Re: Implementing a text filter on some dataset
by grizzley (Chaplain) on Feb 27, 2008 at 08:40 UTC

    Maybe it would be worth writing piece of code converting this filter into something more perlish like this?:

    ( ( ($hash{AUTHOR} eq 'John' and $hash{PROFIT} eq '90%') or ($hash{AUTHOR} eq 'Matt' and $hash{PROFIT} eq '80%') ) and $hash{PUBLISHER} eq 'OReilly' )

    Then your filter is just a Perl condition, which you can apply to your input data stored in %hash like this:

    %hash=( AUTHOR=> 'John', PROFIT=> '20%', PUBLISHER=> 'TMH', BOOK=> 'OPERATING SYSTEMS' )

    BTW. It is not good, that two conditions (AUTHOR=John PROFIT=90%) are separated by space, should be separated with (AND ...).

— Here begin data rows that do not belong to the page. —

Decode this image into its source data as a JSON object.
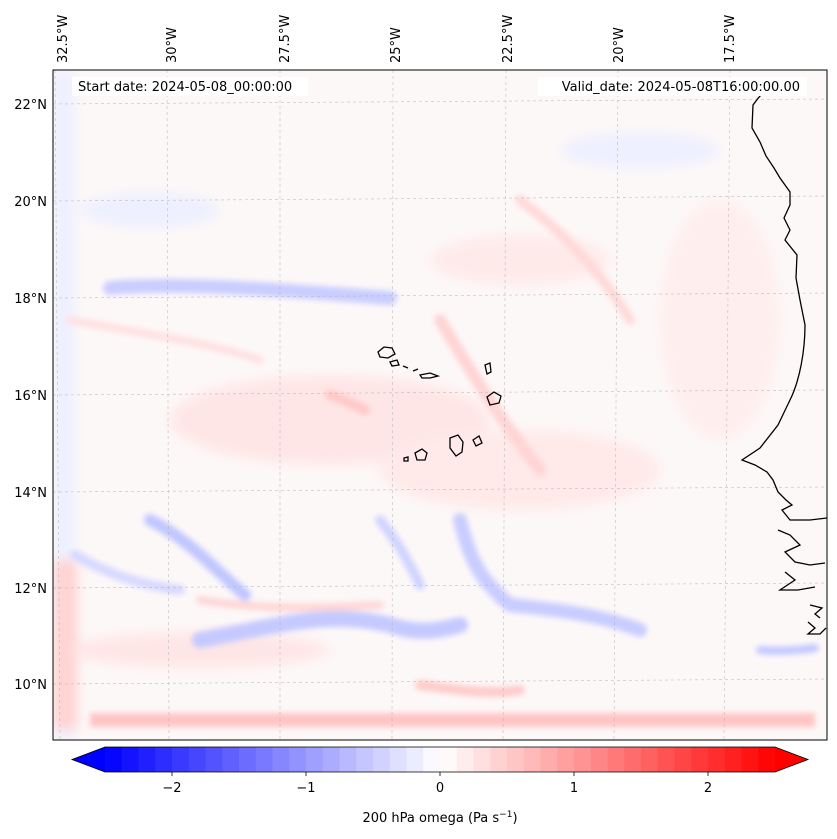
{
  "map": {
    "start_label": "Start date: 2024-05-08_00:00:00",
    "valid_label": "Valid_date: 2024-05-08T16:00:00.00",
    "lon_labels": [
      "32.5°W",
      "30°W",
      "27.5°W",
      "25°W",
      "22.5°W",
      "20°W",
      "17.5°W"
    ],
    "lat_labels": [
      "22°N",
      "20°N",
      "18°N",
      "16°N",
      "14°N",
      "12°N",
      "10°N"
    ],
    "extent": {
      "lon_min": -32.5,
      "lon_max": -15.0,
      "lat_min": 8.8,
      "lat_max": 22.8
    }
  },
  "colorbar": {
    "label_main": "200 hPa omega (Pa s",
    "label_exp": "−1",
    "label_end": ")",
    "ticks": [
      {
        "value": -2,
        "label": "−2"
      },
      {
        "value": -1,
        "label": "−1"
      },
      {
        "value": 0,
        "label": "0"
      },
      {
        "value": 1,
        "label": "1"
      },
      {
        "value": 2,
        "label": "2"
      }
    ],
    "range": [
      -2.5,
      2.5
    ],
    "levels": 40,
    "colormap": "bwr",
    "extend": "both",
    "colors": {
      "low": "#0000ff",
      "mid": "#ffffff",
      "high": "#ff0000"
    }
  }
}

Re: Implementing a text filter on some dataset
by legend (Sexton) on Mar 02, 2008 at 21:01 UTC
    Works perfectly... Thanks a lot :) I want to use the same filter in a code that I've already written for another format. I have some lines in my code that print the fields:
    print $db_title."\n"; print $db_source."\n"; print $db_length."\n"; print $db_author."\n"; print $db_body."\n"; print $db_language."\n"; print $db_subject."\n"; print $db_datepub."\n"; print $db_loaddate."\n"; print "\n\n\n";
    Now, I have to print all the fields only if the filter condition matches but I am unable to get it right on how to use the filter with this data. Can I have some help here please?
Re: Implementing a text filter on some dataset
by legend (Sexton) on Mar 04, 2008 at 22:52 UTC
    I forgot to say that the function buldQuery doesn't work when a string with a space is given. For example:
    my $query = buildQuery( <<EOQ ); (OR (OR AUTHOR=John Nash PROFIT=90% ) (OR AUTHOR=Matt PROFIT=80% ) ) EOQ print "\nQuery: $query\n";
    This does not work because John Nash has a space in between. Can someone help me get it to work please?